E Pluribus Unum


You may be familiar with the Latin phrase E Pluribus Unumout of the many, one. You see this 13-letter phrase on the Great Seal of the United States, carried in the beak of the Bald Eagle. It was intended to communicate the message that out of the many states emerges one single nation, under God, indivisible, with liberty and justice for all.

I’d like to use that phrase to offer you a word of great encouragement: there is an eternal E Pluribus Unum that has been given to the church by its leader, our Lord Jesus Christ. The apostle Paul explains it to us in the following passage.

As a prisoner for the Lord I urge you to live a life worthy of the calling you have received. Be completely humble and gentle; be patient, bearing with one another in love. Make every effort to keep the unity of the Spirit through the bond of peace. There is one body and one spirit, just as you were called to one hope when you were called; one Lord, one faith, one baptism; one God and Father of all, who is over all and through all and in all. (Ephesians 4:1-6)

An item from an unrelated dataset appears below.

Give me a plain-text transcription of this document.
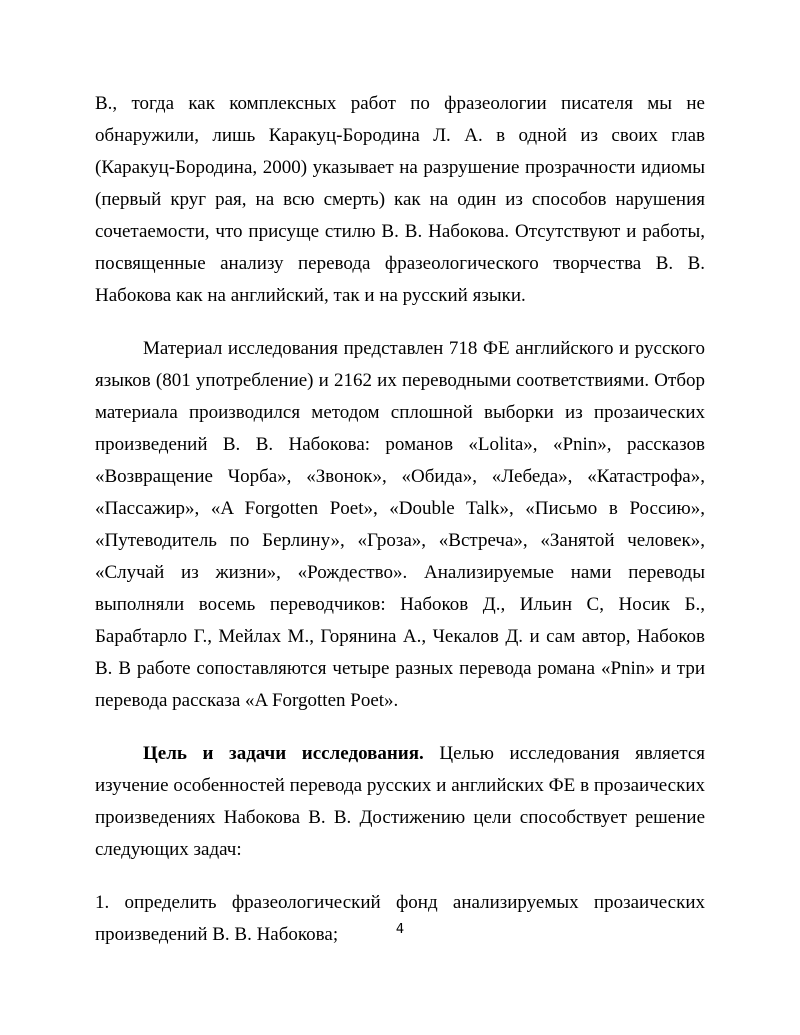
В., тогда как комплексных работ по фразеологии писателя мы не обнаружили, лишь Каракуц-Бородина Л. А. в одной из своих глав (Каракуц-Бородина, 2000) указывает на разрушение прозрачности идиомы (первый круг рая, на всю смерть) как на один из способов нарушения сочетаемости, что присуще стилю В. В. Набокова. Отсутствуют и работы, посвященные анализу перевода фразеологического творчества В. В. Набокова как на английский, так и на русский языки.

Материал исследования представлен 718 ФЕ английского и русского языков (801 употребление) и 2162 их переводными соответствиями. Отбор материала производился методом сплошной выборки из прозаических произведений В. В. Набокова: романов «Lolita», «Pnin», рассказов «Возвращение Чорба», «Звонок», «Обида», «Лебеда», «Катастрофа», «Пассажир», «A Forgotten Poet», «Double Talk», «Письмо в Россию», «Путеводитель по Берлину», «Гроза», «Встреча», «Занятой человек», «Случай из жизни», «Рождество». Анализируемые нами переводы выполняли восемь переводчиков: Набоков Д., Ильин С, Носик Б., Барабтарло Г., Мейлах М., Горянина А., Чекалов Д. и сам автор, Набоков В. В работе сопоставляются четыре разных перевода романа «Pnin» и три перевода рассказа «A Forgotten Poet».

Цель и задачи исследования. Целью исследования является изучение особенностей перевода русских и английских ФЕ в прозаических произведениях Набокова В. В. Достижению цели способствует решение следующих задач:

1. определить фразеологический фонд анализируемых прозаических произведений В. В. Набокова;	4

Here we see the eternal E Pluribus Unum: out of the many, one. To be sure, we are diverse in countless ways:

  • Race
  • Class
  • Gender
  • Age
  • Appearance
  • Social standing
  • Gifts, talents, and abilities

But at the same time, we are to find our unity in our diversity. All of us who have placed our trust in Jesus Christ are totally united because of the One who has united us. Notice in the passage above that Paul says, “Make every effort to keep [maintain] the unity of the Spirit.” This unity is not something we create when we are brought into the church; it is a gift that has been given to us from on high. Our role within the body is simply to maintain our unity because, as the church of Jesus Christ, we are one body and one spirit united by a common purpose: to glorify God and expand the cause of the kingdom of Christ.

Think about it this way. As a member of this “one body,” you are part of something bigger than just your own life. You are part of the kingdom of God. You have been called by God to expand the borders of your life out to the boundaries of God’s kingdom. Never are you to shrink the borders of your life down to the borders of your life! Living for the Savior (rather than for self) is living a life of transcendence. It is living a life of meaning, purpose, and significance. It is living a life that truly matters.

So . . . how does that make you feel today . . . knowing that you were made to live for something bigger than your own life? I hope you feel encouraged today to live in the light of eternity—today and every day until you are received into glory.

This is the Gospel. This is grace for your race. NEVER FORGET THAT . . . AMEN!


1 Comment

Filed under General

One response to “E Pluribus Unum

  1. Scott McKellar

    The motto “E Pluribus Unum” was adopted in 1782. But it was intended as a paraphrase of the Pledge of Allegiance, which was devised 110 years later as part of an advertising campaign to sell flags and magazine subscriptions? And even though the motto included no religious reference whatever, it somehow anticipated the “under God” clause, which wasn’t added until 1954?

    Wow — Adams, Franklin and Jefferson were even more prescient than I realized.